Russian Disneyland - [26]

Шрифт
Интервал

От ветра качалась антенна, сделанная из трубок от раскладушки и какой-то палки-коряги, и закреплённая несколькими слабыми проволочными растяжками сбоку крыши. Весь домик, казалось, содрогался с каждым порывом, и казалось, что даже голубоватое мерцающее сияние телеэкрана и пробивающийся через крайнее оконце с одинарным стеклом вокал Листьева (да, ещё не Якубовича! – 2008) на мгновение гаснут и прерываются, как ещё в недалёкое время поздней у нас электрификации и само электричество… Впрочем, подумал учитель, это наверное проводка и шалит, а не антенна (а на самом деле особенно хреновы провода, идущие от деревянного столба у дома к изоляторам, вкрученным вверху у крыши), и осторожно, даже боясь разбить, постучал в однойное, как тут говорят, стекло – сначала показалось: треснутое, а на самом деле составное из фрагментов.

После коротких вопросов и ответов в сенцах появился свет, и его пригласили войти – объяснить и показать, где конкретно, потому как «так ведь никак не найти: рано ведь внучеку курить-то… хоть все и знають, что курить…» Полы под тяжестью человека сразу заскрипели, и когда бабка захлопнула дверь, весь дом опять будто заходил ходуном, и сразу ударил в нос этот непонятный и неприятный запах, который тут у всех в сенях, а у некоторых и в домах. Что-то такое застарелое, залежалое – все эти изначально полусгнившие доски, находящийся тут же за занавеской ларь с зерном (которое тоже ведь гниёт, к тому же мыши со всеми их продуктами жизнедеятельности), всякая столетняя утварь, засохшие, то замерзающие, то оттаивающие остатки съестного, запасы, и к тому же ещё и помойное ведро, и, как показалось С-ору, самый обязательный компонент – непременный запах клеёнки, которой обязательно застелен стол, а то и два, да ещё какие-нибудь полки, а то и обиты стены.

«Зато на двери подкова, – отметил опять про себя С-ор, – и не какая-нибудь декоративная, а самая настоящая – большая, ржавая, старая наверно».

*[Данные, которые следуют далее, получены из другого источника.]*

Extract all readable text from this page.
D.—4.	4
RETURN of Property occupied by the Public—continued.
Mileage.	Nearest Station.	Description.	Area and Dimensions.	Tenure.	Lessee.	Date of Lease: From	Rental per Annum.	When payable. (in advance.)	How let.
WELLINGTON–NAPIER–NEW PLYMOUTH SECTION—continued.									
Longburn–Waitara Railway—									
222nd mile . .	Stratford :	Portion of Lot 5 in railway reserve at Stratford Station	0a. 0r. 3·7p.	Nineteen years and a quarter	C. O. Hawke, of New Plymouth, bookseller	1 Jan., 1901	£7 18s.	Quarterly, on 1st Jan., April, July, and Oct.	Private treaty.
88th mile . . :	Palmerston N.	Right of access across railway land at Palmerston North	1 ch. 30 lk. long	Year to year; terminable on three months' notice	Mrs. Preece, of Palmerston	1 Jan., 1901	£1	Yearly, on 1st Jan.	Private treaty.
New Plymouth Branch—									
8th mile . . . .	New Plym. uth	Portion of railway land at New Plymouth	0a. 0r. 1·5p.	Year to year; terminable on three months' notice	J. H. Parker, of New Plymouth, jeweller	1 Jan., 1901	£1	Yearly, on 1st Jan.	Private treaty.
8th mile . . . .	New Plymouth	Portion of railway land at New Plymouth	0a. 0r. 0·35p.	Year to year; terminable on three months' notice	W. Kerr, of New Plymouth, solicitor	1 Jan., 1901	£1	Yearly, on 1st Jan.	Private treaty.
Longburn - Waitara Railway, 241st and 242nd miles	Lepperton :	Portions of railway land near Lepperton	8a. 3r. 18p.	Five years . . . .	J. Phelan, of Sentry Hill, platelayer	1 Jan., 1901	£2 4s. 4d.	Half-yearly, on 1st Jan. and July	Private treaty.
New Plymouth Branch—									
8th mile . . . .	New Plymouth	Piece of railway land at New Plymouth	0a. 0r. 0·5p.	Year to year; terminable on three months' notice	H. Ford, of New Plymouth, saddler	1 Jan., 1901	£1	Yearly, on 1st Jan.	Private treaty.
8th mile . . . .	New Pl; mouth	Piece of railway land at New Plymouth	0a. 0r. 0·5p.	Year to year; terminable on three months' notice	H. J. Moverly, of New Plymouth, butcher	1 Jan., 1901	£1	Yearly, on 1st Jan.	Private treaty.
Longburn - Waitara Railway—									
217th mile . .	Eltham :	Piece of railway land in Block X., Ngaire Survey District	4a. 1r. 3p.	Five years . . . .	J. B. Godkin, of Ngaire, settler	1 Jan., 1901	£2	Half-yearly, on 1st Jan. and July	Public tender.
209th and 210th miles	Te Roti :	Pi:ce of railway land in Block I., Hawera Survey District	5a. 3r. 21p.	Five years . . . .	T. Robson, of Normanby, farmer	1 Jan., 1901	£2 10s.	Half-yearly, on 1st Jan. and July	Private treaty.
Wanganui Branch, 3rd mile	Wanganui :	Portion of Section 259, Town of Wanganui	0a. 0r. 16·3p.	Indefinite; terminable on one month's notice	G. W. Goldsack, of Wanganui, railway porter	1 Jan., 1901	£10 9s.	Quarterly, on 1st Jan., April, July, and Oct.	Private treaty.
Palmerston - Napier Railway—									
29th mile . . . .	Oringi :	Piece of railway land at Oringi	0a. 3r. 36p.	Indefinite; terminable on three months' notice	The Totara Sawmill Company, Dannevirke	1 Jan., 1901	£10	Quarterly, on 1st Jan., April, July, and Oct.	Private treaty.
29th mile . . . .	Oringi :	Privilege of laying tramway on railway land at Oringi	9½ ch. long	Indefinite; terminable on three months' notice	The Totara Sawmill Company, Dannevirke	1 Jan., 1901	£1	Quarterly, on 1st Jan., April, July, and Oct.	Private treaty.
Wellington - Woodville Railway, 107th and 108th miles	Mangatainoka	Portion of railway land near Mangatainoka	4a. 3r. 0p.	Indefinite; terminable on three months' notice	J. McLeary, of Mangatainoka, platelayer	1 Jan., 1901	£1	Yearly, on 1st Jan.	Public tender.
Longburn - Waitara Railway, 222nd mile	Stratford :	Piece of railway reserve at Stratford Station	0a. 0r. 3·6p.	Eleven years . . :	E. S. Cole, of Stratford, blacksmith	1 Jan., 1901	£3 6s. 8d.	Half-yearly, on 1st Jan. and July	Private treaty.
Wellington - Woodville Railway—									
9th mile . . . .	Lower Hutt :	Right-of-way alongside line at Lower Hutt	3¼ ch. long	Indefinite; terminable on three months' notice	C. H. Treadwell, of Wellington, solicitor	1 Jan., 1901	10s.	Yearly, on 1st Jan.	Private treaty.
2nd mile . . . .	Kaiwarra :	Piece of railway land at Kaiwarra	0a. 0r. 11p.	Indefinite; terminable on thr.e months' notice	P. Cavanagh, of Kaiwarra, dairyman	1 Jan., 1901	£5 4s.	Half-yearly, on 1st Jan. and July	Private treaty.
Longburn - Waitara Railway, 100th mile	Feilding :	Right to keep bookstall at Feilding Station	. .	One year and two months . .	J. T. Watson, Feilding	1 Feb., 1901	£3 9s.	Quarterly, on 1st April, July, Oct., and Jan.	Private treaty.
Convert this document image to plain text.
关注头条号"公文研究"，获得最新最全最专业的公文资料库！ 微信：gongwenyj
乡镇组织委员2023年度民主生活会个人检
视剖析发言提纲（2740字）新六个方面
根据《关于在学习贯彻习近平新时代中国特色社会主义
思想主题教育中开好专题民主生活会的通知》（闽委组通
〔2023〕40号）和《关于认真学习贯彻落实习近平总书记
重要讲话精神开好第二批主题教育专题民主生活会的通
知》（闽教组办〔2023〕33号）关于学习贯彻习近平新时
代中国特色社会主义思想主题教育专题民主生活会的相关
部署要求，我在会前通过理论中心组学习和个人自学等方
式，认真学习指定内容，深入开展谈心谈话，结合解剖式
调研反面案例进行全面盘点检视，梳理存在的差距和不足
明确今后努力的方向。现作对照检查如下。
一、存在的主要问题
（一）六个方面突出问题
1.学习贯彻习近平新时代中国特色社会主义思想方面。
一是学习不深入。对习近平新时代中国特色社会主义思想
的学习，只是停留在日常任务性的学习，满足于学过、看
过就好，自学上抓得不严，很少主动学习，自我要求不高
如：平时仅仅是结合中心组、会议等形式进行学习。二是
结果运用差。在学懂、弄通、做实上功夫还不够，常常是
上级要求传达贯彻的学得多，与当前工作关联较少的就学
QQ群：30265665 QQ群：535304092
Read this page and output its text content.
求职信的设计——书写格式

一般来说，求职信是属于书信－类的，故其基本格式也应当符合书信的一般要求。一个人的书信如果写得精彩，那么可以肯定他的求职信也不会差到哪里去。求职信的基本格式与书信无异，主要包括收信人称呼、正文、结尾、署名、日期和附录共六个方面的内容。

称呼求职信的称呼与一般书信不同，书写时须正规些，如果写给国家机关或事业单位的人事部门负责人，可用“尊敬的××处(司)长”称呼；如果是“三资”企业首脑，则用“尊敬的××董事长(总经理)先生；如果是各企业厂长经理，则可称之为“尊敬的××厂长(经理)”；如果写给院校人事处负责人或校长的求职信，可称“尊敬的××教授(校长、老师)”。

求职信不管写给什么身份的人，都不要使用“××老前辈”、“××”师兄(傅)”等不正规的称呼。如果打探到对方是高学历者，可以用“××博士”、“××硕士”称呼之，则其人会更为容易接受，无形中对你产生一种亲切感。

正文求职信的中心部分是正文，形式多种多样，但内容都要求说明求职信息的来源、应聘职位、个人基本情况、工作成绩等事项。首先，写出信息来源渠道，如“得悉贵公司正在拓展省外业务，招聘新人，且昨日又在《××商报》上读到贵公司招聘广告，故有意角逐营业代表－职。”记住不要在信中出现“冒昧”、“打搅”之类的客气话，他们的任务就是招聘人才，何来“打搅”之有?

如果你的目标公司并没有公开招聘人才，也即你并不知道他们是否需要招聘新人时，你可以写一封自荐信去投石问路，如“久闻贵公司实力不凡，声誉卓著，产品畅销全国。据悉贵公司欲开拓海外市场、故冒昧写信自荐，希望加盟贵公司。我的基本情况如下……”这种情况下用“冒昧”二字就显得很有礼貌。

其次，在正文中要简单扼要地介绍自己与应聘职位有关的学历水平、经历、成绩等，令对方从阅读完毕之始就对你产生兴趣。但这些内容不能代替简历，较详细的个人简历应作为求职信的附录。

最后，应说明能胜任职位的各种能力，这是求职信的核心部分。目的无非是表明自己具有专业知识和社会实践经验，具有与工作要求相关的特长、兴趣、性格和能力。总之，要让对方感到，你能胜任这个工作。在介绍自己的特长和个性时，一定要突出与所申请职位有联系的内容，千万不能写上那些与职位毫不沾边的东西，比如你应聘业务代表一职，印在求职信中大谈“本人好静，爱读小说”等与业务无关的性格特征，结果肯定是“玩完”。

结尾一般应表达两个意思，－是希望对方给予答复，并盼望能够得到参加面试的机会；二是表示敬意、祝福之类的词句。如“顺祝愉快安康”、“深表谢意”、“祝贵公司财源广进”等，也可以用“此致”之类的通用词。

Бабка зажгла свет и тут на бурчание «чёрного» сообщила, что «матря-то опять на работе на сутках, а сам-то, едва проспавшись, опять венчается (т. е. по-нашему, „является“, пьянствует) где-й-то». Гость стоял в пороге, тяжело дыша и отфыркиваясь от неприятного запаха, а теперь ещё от липшей прямо в усы и нос плисовой шторки, так и источающей из себя пыль и мелкие ошмётки паутины, тоже все в пыли и сами почти в неё превратившиеся.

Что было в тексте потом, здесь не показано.